The City of San Jose closed a $84 million dollar budget shortfall for the 2009-2010 fiscal year, which resulted in 13 city employees being laid off. However, these 13 former employees are first in line for job openings at the City should they become available. Also as a result of the balanced budget, 250 city employees moved into different departments and/or positions based on their seniority. For those 250 people involved in the “bumping,” it is a intricate process that is all about years or months of service that I will attempt to explain. Bumping is governed by the Civil Service Rules.
Steve has been a Maintenance Assistant for three years and Greg has been a Maintenance Assistant for 2.8 years—both work in the Parks Department. Steve’s position was eliminated in the budget; however, vacancies for a Maintenance Assistant exist in the Public Works Department. Steve will bump into Greg’s position and Greg would leave the Parks Department and be reassigned into a vacancy in the Public Works Department.

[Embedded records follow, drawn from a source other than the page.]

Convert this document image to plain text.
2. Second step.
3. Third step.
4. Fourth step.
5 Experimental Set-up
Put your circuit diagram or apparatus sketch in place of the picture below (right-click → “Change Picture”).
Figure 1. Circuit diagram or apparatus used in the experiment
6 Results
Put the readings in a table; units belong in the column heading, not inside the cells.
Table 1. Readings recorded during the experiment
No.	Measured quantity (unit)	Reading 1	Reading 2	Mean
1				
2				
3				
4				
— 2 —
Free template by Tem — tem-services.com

Pat has been an Analyst for one year and a Staff Technician for five years in the Department of Transportation. John has been a Staff Technician for five years in the IT department. Pat’s position is eliminated; there are no vacancies; and he is the least senior on the Analyst list, so he is bumped from Analyst. His prior job as a Staff Technician and six years of seniority overall will allow him to bump John, who only has five years of overall seniority. Now John must find someone else to bump.
Kathleen has been a Senior Analyst for three years and Dale has been an Analyst for two years. Kathleen’s position is eliminated; there are no vacancies; and she is the least senior on the Senior Analyst seniority list. Therefore, her three years of city-wide work will allow her to bump Dale. Now Dale must find someone to bump.
Just like the game of “musical chairs” there will be some who find a seat/job and others who do not.
This game of Musical Chairs occurs in all civil service organizations, since they are based on seniority rather than merit. The historical reasoning for this is so that civil servants do not become political pawns of elected officials. However, the caveat is that many good people can be let go just because they have not spent as much time in a job as others.
From my experience as a Councilmember, I can say that the overwhelming majority of people that work for the city do a great job and are dedicated to their work. With that said, there is that 5 percent of the city workforce that are non-performers.
I have worked with non performers in the private sector and eventually they get let go—especially as the business cycles ebb and flow. However, by civil servant rules it is difficult to get rid of non-performing employees to make room for those that may be harder working but have less seniority.